One of the more significant leadership changes was in the cellphone operations. Andy Lees was named senior vice president for mobile communications operations. Mr. Lees, who had overseen the server business, succeeds Pieter Knook, who, the company said, “made the decision to leave Microsoft to pursue other opportunities.”

Microsoft has been paying more attention to its cellphone business following the introduction of Apple’s iPhone and Google’s Android software operating system. In only a few months of the iPhone’s release, according to Canalys, a market research firm, Apple gained 28 percent of the smartphone market in the United States, a greater share of the market than the cellphones using Microsoft’s Windows Mobile software. Research In Motion, maker of the BlackBerry, leads the category that has been dominated by phones made for business users.

Microsoft is showing more interest in the consumer market. This week it announced it was buying Danger, the maker of the popular Sidekick cellphone.
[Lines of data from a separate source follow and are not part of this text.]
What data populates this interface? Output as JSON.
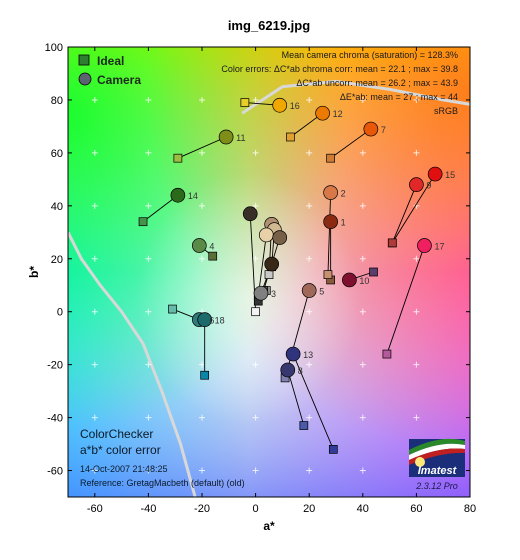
{
  "chart_data": {
    "type": "scatter",
    "title": "img_6219.jpg",
    "xlabel": "a*",
    "ylabel": "b*",
    "xlim": [
      -70,
      80
    ],
    "ylim": [
      -70,
      100
    ],
    "xticks": [
      -60,
      -40,
      -20,
      0,
      20,
      40,
      60,
      80
    ],
    "yticks": [
      -60,
      -40,
      -20,
      0,
      20,
      40,
      60,
      80,
      100
    ],
    "grid": "plus-markers",
    "legend": {
      "placement": "top-left",
      "entries": [
        {
          "label": "Ideal",
          "marker": "square",
          "color": "#2e7d32"
        },
        {
          "label": "Camera",
          "marker": "circle",
          "color": "#5a6470"
        }
      ]
    },
    "stats_lines": [
      "Mean camera chroma (saturation) = 128.3%",
      "Color errors: ΔC*ab chroma corr:  mean = 22.1 ;  max = 39.8",
      "ΔC*ab uncorr:  mean = 26.2 ;  max = 43.9",
      "ΔE*ab:  mean = 27 ;  max = 44",
      "sRGB"
    ],
    "info_lines": [
      "ColorChecker",
      "a*b* color error",
      "14-Oct-2007 21:48:25",
      "Reference: GretagMacbeth (default) (old)"
    ],
    "logo": {
      "text": "Imatest",
      "version": "2.3.12  Pro"
    },
    "patches": [
      {
        "n": "1",
        "ideal": [
          28,
          12
        ],
        "camera": [
          28,
          34
        ],
        "ideal_color": "#8a5a3c",
        "camera_color": "#8a2a12"
      },
      {
        "n": "2",
        "ideal": [
          27,
          14
        ],
        "camera": [
          28,
          45
        ],
        "ideal_color": "#c89070",
        "camera_color": "#d87848"
      },
      {
        "n": "3",
        "ideal": [
          4,
          8
        ],
        "camera": [
          2,
          7
        ],
        "ideal_color": "#909090",
        "camera_color": "#808080"
      },
      {
        "n": "4",
        "ideal": [
          -16,
          21
        ],
        "camera": [
          -21,
          25
        ],
        "ideal_color": "#5a6e3a",
        "camera_color": "#5a8a48"
      },
      {
        "n": "5",
        "ideal": [
          11,
          -25
        ],
        "camera": [
          20,
          8
        ],
        "ideal_color": "#8080b0",
        "camera_color": "#a06858"
      },
      {
        "n": "6",
        "ideal": [
          -31,
          1
        ],
        "camera": [
          -21,
          -3
        ],
        "ideal_color": "#66bba8",
        "camera_color": "#2e7c7c"
      },
      {
        "n": "7",
        "ideal": [
          28,
          58
        ],
        "camera": [
          43,
          69
        ],
        "ideal_color": "#d07c30",
        "camera_color": "#e85808"
      },
      {
        "n": "8",
        "ideal": [
          18,
          -43
        ],
        "camera": [
          12,
          -22
        ],
        "ideal_color": "#4a5aa8",
        "camera_color": "#383870"
      },
      {
        "n": "9",
        "ideal": [
          51,
          26
        ],
        "camera": [
          60,
          48
        ],
        "ideal_color": "#c05a62",
        "camera_color": "#e02828"
      },
      {
        "n": "10",
        "ideal": [
          44,
          15
        ],
        "camera": [
          35,
          12
        ],
        "ideal_color": "#5c3c6c",
        "camera_color": "#801030"
      },
      {
        "n": "11",
        "ideal": [
          -29,
          58
        ],
        "camera": [
          -11,
          66
        ],
        "ideal_color": "#9ebc40",
        "camera_color": "#7e8e18"
      },
      {
        "n": "12",
        "ideal": [
          13,
          66
        ],
        "camera": [
          25,
          75
        ],
        "ideal_color": "#e0a030",
        "camera_color": "#ec7a00"
      },
      {
        "n": "13",
        "ideal": [
          29,
          -52
        ],
        "camera": [
          14,
          -16
        ],
        "ideal_color": "#303c98",
        "camera_color": "#30347c"
      },
      {
        "n": "14",
        "ideal": [
          -42,
          34
        ],
        "camera": [
          -29,
          44
        ],
        "ideal_color": "#46944a",
        "camera_color": "#2a6a1a"
      },
      {
        "n": "15",
        "ideal": [
          51,
          26
        ],
        "camera": [
          67,
          52
        ],
        "ideal_color": "#b03a3a",
        "camera_color": "#e01010"
      },
      {
        "n": "16",
        "ideal": [
          -4,
          79
        ],
        "camera": [
          9,
          78
        ],
        "ideal_color": "#e8cc28",
        "camera_color": "#f0a800"
      },
      {
        "n": "17",
        "ideal": [
          49,
          -16
        ],
        "camera": [
          63,
          25
        ],
        "ideal_color": "#b45a9a",
        "camera_color": "#f02060"
      },
      {
        "n": "18",
        "ideal": [
          -19,
          -24
        ],
        "camera": [
          -19,
          -3
        ],
        "ideal_color": "#0a86a8",
        "camera_color": "#1c6a6a"
      },
      {
        "n": "",
        "ideal": [
          0,
          0
        ],
        "camera": [
          -2,
          37
        ],
        "ideal_color": "#f2f2f2",
        "camera_color": "#383028"
      },
      {
        "n": "",
        "ideal": [
          5,
          14
        ],
        "camera": [
          6,
          33
        ],
        "ideal_color": "#c8c8c8",
        "camera_color": "#b09070"
      },
      {
        "n": "",
        "ideal": [
          6,
          17
        ],
        "camera": [
          7,
          31
        ],
        "ideal_color": "#a0a0a0",
        "camera_color": "#d0b890"
      },
      {
        "n": "",
        "ideal": [
          1,
          6
        ],
        "camera": [
          4,
          29
        ],
        "ideal_color": "#787878",
        "camera_color": "#e8d0a8"
      },
      {
        "n": "",
        "ideal": [
          3,
          8
        ],
        "camera": [
          9,
          28
        ],
        "ideal_color": "#555555",
        "camera_color": "#786048"
      },
      {
        "n": "",
        "ideal": [
          1,
          4
        ],
        "camera": [
          6,
          18
        ],
        "ideal_color": "#343434",
        "camera_color": "#382818"
      }
    ]
  }
}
Analysts said that Microsoft was moving to confront a growing competitive threat from a range of companies that have positioned themselves to offer Web-based alternatives to Microsoft’s core office-productivity applications. The other major change was the replacement of Steve Berkowitz, the current senior vice president of Microsoft’s Online Services group. Mr. Berkowitz, the former chief executive of the online site Ask Jeeves, was hired with great fanfare in April 2006 to help revive Microsoft’s search and portal operations. Microsoft has been unable to make a dent in Google’s growing dominance in search and search advertising. Mr. Berkowitz will leave the company this August, the company said.

Responsibility for online operation was split among three executives who will work in the combined organization that handles both Internet activities and the Windows operating system, which is run by Kevin Johnson.

Satya Nadella, will be the senior vice president for the search, portals and advertising group. Mr. Nadella is on the engineering side of Microsoft, and will look after the technical side of Web search, advertising systems and related systems. He will also have responsibility for the programming of the MSN portal.

Bill Veghte, will be the senior vice president for online services and Windows, handling sales, marketing and product management both for Windows and online operations.

Brian McAndrews, the senior vice president of the advertiser and publisher solutions group, will look after the strategy and marketing of Microsoft’s online activities jointly with Mr. Veghte and Mr. Nadella.